Closed vs. Open-Weight Models: The Honest Tradeoff

The case for closed models from OpenAI, Anthropic, or Google is straightforward: no infrastructure to run, predictable latency SLAs, continuous model updates, and mature SDKs. You pay per token and ship faster.

The case for open-weight models — Llama 3, Mistral, Qwen — is also real: data privacy, no per-token cost at scale, full control over fine-tuning, and no dependency on a third-party's pricing decisions. But "no per-token cost" is not "free." You're paying for GPU compute, either on-demand through a provider like Together AI or Replicate, or in reserved capacity if you're running your own inference.

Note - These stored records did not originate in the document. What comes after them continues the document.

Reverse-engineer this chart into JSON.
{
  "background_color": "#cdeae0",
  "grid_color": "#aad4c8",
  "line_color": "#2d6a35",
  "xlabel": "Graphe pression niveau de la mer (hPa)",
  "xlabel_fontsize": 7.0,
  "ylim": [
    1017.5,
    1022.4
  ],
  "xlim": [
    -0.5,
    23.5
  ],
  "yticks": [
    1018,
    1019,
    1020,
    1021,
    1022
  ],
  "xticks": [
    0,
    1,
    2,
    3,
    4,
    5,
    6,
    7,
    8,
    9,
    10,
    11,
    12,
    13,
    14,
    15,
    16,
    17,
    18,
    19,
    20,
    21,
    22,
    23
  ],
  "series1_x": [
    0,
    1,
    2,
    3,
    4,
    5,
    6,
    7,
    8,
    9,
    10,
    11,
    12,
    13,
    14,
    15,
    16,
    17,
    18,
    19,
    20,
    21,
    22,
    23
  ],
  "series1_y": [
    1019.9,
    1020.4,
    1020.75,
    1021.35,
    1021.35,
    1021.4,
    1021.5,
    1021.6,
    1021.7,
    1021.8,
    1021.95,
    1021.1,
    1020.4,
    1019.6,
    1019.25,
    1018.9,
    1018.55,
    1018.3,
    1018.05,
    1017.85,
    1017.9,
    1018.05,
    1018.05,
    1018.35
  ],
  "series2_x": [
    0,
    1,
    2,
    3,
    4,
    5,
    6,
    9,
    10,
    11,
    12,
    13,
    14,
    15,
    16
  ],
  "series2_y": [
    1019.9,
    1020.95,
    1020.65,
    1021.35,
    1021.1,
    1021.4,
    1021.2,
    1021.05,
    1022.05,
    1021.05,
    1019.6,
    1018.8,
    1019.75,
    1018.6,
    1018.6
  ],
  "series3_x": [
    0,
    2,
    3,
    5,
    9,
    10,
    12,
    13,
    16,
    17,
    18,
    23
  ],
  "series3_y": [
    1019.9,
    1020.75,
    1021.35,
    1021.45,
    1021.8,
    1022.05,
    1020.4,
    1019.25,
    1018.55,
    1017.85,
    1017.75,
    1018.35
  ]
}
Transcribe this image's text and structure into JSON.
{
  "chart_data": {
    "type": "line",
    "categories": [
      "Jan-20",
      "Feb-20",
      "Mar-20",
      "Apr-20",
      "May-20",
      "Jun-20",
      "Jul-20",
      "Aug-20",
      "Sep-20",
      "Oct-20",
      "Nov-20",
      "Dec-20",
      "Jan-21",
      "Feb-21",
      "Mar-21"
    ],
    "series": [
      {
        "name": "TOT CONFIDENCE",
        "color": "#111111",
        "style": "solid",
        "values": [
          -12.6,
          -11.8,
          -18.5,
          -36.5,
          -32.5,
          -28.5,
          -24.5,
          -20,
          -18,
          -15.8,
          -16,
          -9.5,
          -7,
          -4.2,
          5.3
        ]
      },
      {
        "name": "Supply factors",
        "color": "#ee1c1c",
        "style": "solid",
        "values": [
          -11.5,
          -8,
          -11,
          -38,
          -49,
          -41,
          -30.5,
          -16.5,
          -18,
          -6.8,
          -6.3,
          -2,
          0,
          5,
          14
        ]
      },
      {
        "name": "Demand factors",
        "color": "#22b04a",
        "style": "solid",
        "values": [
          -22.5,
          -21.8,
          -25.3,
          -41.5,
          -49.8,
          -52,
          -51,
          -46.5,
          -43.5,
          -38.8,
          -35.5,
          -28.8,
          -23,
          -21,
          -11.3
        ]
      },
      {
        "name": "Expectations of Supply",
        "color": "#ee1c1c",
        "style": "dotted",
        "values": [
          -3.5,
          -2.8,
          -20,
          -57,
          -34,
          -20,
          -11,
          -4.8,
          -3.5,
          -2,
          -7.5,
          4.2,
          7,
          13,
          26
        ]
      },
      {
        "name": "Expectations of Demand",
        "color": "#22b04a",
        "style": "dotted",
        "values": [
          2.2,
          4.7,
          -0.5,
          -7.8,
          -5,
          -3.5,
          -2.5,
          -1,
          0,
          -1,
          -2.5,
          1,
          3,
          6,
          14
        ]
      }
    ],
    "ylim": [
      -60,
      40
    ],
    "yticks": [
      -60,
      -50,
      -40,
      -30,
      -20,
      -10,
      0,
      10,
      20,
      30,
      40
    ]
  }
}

For most product teams at early to mid scale, closed models win on total cost of ownership when you factor in engineering time. The moment that flips is when you have either a compliance requirement that prohibits sending data to third parties, or a volume where the per-token math clearly favors running your own inference. That crossover point is higher than most teams expect — it's usually not worth doing until you're well into the millions of requests per month, and even then only if you have the ML infrastructure expertise in-house.

Forgemind has not yet shipped a product where open-weight self-hosting made sense over managed API endpoints. That may change, and we're watching the inference cost curves closely.

A Working Selection Process

Rather than a decision tree, here's the actual sequence we run when starting a new integration:

Start with a clear failure-mode analysis. Write down what a bad output looks like and how often you can tolerate it. That sets your floor for model quality.

Then run a prompt evaluation against two or three candidate models on 50–100 real or realistic inputs — not cherry-picked ones. Use your actual system prompt. Score outputs on your specific criteria, not general quality.

Estimate your monthly cost at realistic volume for each candidate. Include both input and output tokens, and use your actual average prompt and completion lengths, not the provider's example figures.

Measure p95 latency in your deployment region under load, not from a laptop running a single curl command.

Pick the cheapest model that clears your quality and latency thresholds. Not the most impressive one.

The harder question — one we don't have a clean answer to yet — is how to handle model deprecation gracefully. Every time a provider sunsets a model version, there's an evaluation and migration cycle. Building abstraction layers with something like LangChain or LiteLLM helps, but it doesn't eliminate the cost. If you have a system that's been stable on a specific model version for 18 months and you've never built in the ability to swap models, that's a real risk worth addressing before you're forced to.